Le jeu, le mouvement. Mais comment faire avec certains de nos patients si malades, qui, à défaut de place en hôpital de jour, arrivent dans les CMP, nous laissant parfois bien démunis ? Avec cet ouvrage, nous plongeons au cœur du travail analytique réalisé auprès de ces patients. Autiste, psychotiques, schizophrènes, sans langage ou très peu, aux limites du soignable, les auteurs embarquent le lecteur avec eux et lui font découvrir toute une palette de dispositifs de soin qu’il leur a fallu inventer.
Ainsi, par exemple, Anne Brun, montre comment un enfant autiste de huit ans pris en charge par deux psychologues, dans un dispositif associant pataugeoire et miroir, va peu à peu se construire une image de soi unifiée et différenciée.

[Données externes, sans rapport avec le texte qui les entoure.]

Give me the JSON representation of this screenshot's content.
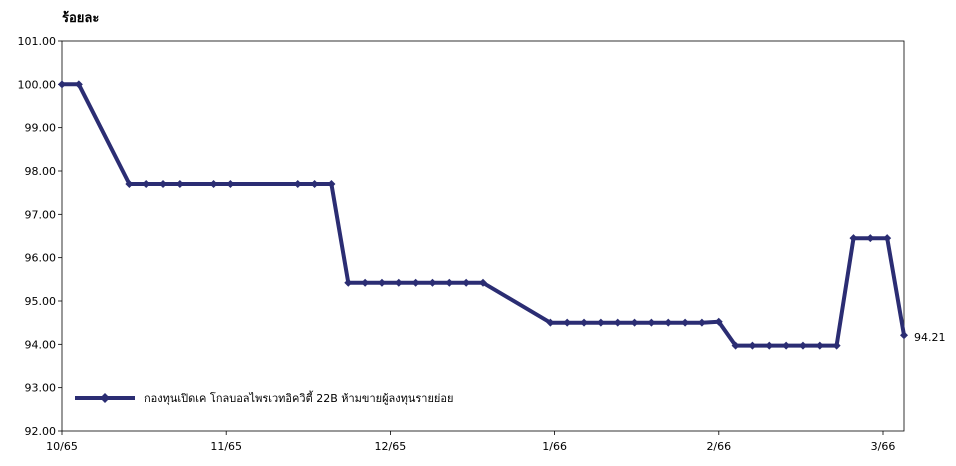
{
  "chart_data": {
    "type": "line",
    "ylabel": "ร้อยละ",
    "title": "",
    "xlabel": "",
    "ylim": [
      92,
      101
    ],
    "yticks": [
      "101.00",
      "100.00",
      "99.00",
      "98.00",
      "97.00",
      "96.00",
      "95.00",
      "94.00",
      "93.00",
      "92.00"
    ],
    "xticks": [
      "10/65",
      "11/65",
      "12/65",
      "1/66",
      "2/66",
      "3/66"
    ],
    "grid": false,
    "legend_position": "bottom-left",
    "line_color": "#2b2d73",
    "series": [
      {
        "name": "กองทุนเปิดเค โกลบอลไพรเวทอิควิตี้ 22B ห้ามขายผู้ลงทุนรายย่อย",
        "x": [
          0,
          1,
          4,
          5,
          6,
          7,
          9,
          10,
          14,
          15,
          16,
          17,
          18,
          19,
          20,
          21,
          22,
          23,
          24,
          25,
          29,
          30,
          31,
          32,
          33,
          34,
          35,
          36,
          37,
          38,
          39,
          40,
          41,
          42,
          43,
          44,
          45,
          46,
          47,
          48,
          49,
          50
        ],
        "values": [
          100.0,
          100.0,
          97.7,
          97.7,
          97.7,
          97.7,
          97.7,
          97.7,
          97.7,
          97.7,
          97.7,
          95.42,
          95.42,
          95.42,
          95.42,
          95.42,
          95.42,
          95.42,
          95.42,
          95.42,
          94.5,
          94.5,
          94.5,
          94.5,
          94.5,
          94.5,
          94.5,
          94.5,
          94.5,
          94.5,
          94.52,
          93.97,
          93.97,
          93.97,
          93.97,
          93.97,
          93.97,
          93.97,
          96.45,
          96.45,
          96.45,
          94.21
        ]
      }
    ],
    "last_value_label": "94.21"
  }
}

C’est par l’accordage, le partage d’affects, le dialogue sensori-moteur au plus près du patient que ses thérapeutes vont lui permettre la reprise de son développement.

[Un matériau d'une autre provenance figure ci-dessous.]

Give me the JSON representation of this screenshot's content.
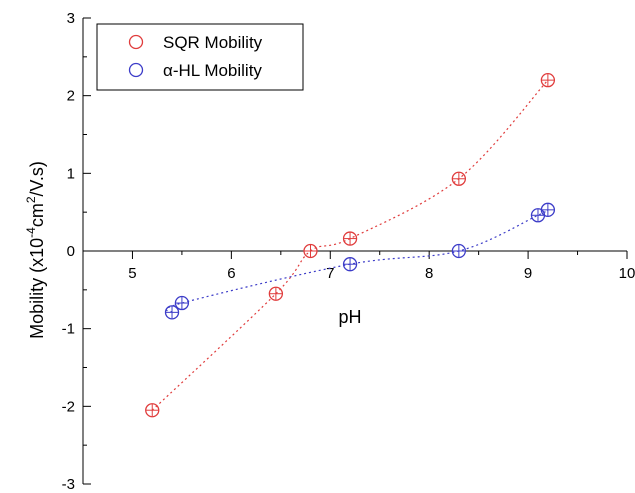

Dans certains dispositifs de soin, il est proposé aux patients de regarder des images (lecture de livres illustrés, visionnage de film). L’idée est de leur offrir un support pour les aider à se figurer ce qu’ils ne parviennent pas à penser. Ou aider à libérer la parole, dans un groupe par exemple. Dans d’autres dispositifs, le mouvement est inverse : une feuille blanche, par exemple, pour que le patient puisse y projeter ce qu’il a dans la tête (dessin, peinture).
Le psychodrame analytique offre, lui, les deux mouvements en même temps. Le patient propose une scène à jouer. L’image vient donc de lui au départ, mais il va, en retour, avoir à en regarder une autre, un peu différente puisqu’il va se voir jouer la scène avec des co-thérapeutes. Que le mouvement parte de l’image du dedans ou de l’image du dehors, l’essentiel est qu’il y ait du mouvement, du jeu. « L’image seule ne guérit pas »écrit Hervé Chapellière ; l’image peut être une première mise en forme de ce qui sans elle avait du mal à se penser, mais c’est par la reprise dans le travail analytique que la « guérison » pourra advenir. « L’image a besoin des mots » conclut-il.

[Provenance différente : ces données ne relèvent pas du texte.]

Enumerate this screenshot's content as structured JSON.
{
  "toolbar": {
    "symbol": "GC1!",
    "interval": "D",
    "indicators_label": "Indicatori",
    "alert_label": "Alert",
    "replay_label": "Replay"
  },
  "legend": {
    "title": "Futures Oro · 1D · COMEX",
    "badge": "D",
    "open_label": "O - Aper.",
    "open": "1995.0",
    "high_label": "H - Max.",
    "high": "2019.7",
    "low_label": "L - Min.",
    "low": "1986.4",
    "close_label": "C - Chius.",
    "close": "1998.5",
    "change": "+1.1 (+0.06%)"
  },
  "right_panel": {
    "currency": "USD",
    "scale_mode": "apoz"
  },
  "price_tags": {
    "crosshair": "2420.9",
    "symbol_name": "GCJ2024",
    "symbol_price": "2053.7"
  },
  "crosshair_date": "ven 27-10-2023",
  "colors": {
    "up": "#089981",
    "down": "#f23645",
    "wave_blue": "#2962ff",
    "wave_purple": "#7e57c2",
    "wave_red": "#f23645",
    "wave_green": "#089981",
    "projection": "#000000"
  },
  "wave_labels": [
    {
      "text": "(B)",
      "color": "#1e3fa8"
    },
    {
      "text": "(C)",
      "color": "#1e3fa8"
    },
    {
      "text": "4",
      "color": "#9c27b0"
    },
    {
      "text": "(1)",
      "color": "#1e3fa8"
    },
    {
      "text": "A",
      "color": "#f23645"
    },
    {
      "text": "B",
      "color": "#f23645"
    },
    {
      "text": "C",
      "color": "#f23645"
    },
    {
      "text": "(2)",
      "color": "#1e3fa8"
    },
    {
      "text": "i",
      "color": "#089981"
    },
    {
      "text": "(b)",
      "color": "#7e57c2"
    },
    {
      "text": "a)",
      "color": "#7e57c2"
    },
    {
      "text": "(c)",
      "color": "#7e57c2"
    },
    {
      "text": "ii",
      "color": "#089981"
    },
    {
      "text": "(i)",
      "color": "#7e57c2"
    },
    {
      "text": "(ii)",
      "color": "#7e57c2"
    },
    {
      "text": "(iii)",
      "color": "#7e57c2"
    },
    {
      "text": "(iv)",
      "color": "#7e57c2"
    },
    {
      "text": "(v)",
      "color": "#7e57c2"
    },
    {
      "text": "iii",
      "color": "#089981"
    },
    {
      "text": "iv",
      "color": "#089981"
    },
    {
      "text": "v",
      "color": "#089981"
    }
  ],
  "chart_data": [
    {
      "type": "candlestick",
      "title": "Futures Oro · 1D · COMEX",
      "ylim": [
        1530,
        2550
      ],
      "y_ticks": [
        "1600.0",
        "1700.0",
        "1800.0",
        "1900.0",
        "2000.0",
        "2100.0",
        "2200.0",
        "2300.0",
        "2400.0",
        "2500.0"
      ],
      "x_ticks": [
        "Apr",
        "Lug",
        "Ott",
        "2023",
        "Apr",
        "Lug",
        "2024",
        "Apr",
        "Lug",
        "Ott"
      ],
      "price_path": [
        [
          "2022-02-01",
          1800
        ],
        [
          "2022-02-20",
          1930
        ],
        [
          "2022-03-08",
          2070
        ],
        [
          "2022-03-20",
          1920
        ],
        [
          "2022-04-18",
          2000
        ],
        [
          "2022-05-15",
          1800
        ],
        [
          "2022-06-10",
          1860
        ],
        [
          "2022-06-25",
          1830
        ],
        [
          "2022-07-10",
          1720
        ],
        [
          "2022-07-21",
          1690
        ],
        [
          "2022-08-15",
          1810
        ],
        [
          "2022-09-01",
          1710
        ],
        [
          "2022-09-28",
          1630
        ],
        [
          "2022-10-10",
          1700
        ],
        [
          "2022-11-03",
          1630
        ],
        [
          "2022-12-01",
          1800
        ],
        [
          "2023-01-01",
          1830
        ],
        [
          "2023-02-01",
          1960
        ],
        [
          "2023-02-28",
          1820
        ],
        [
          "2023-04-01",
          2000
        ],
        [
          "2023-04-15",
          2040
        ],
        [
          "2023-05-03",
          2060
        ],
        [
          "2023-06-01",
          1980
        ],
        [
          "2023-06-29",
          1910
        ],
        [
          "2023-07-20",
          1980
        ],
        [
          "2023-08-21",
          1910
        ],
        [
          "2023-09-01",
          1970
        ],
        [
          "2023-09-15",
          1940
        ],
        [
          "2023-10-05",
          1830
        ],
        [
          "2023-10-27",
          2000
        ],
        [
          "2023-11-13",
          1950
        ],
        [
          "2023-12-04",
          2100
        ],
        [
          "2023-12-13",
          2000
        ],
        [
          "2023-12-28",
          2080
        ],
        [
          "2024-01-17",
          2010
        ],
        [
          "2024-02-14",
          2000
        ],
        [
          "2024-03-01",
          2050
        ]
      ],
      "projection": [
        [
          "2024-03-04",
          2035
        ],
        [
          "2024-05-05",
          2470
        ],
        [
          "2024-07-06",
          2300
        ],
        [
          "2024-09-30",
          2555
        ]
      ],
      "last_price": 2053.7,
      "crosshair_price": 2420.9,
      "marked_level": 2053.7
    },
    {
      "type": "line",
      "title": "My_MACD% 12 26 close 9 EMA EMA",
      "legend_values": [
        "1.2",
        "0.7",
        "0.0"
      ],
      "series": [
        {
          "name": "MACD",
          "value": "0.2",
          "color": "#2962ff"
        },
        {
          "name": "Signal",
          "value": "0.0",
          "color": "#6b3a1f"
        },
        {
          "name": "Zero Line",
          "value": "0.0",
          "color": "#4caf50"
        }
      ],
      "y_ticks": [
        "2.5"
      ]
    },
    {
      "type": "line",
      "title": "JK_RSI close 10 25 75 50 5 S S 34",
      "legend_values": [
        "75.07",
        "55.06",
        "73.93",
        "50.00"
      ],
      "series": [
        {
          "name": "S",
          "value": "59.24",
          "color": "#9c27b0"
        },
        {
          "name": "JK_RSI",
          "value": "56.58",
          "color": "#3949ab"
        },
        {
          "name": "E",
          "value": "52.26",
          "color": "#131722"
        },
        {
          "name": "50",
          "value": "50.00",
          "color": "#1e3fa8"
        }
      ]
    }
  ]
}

Ici, les auteurs-thérapeutes (orthophoniste, psychiatre, ergothérapeute, psychanalyste, psychologue) nous donnent à voir comment ils aident leurs patients à jouer avec les images (concrètes et métaphoriques). C’est dans la relation transféro-contre-transférentielle, en étant au plus près du patient et adossé à un solide bagage théorico-clinique, qu’ils nous rendent compte de la finesse de leurs ajustements. On ressort de la lecture de Jouer avec les images, enrichi d’une palette de couleurs, d’images et d’idées pour penser la vie psychique, nos patients et leurs traitements.
Pour finir, celles et ceux qui aiment Claude Ponti d’un amour « gros comme une montagne par-dessus une montagne et profond comme un océan dans un océan » auront le plaisir de lire son interview où il dit se « mettre au service de l’histoire du dessous ». Et pour les autres, sans doute, l’envie de le découvrir.
Jouer avec les images, sous la direction de Sarah Bydlowski, Éric Corbobesse et Pierre Denis. L’enfant, la psychiatrie et le psychanalyste – Centre Alfred Binet.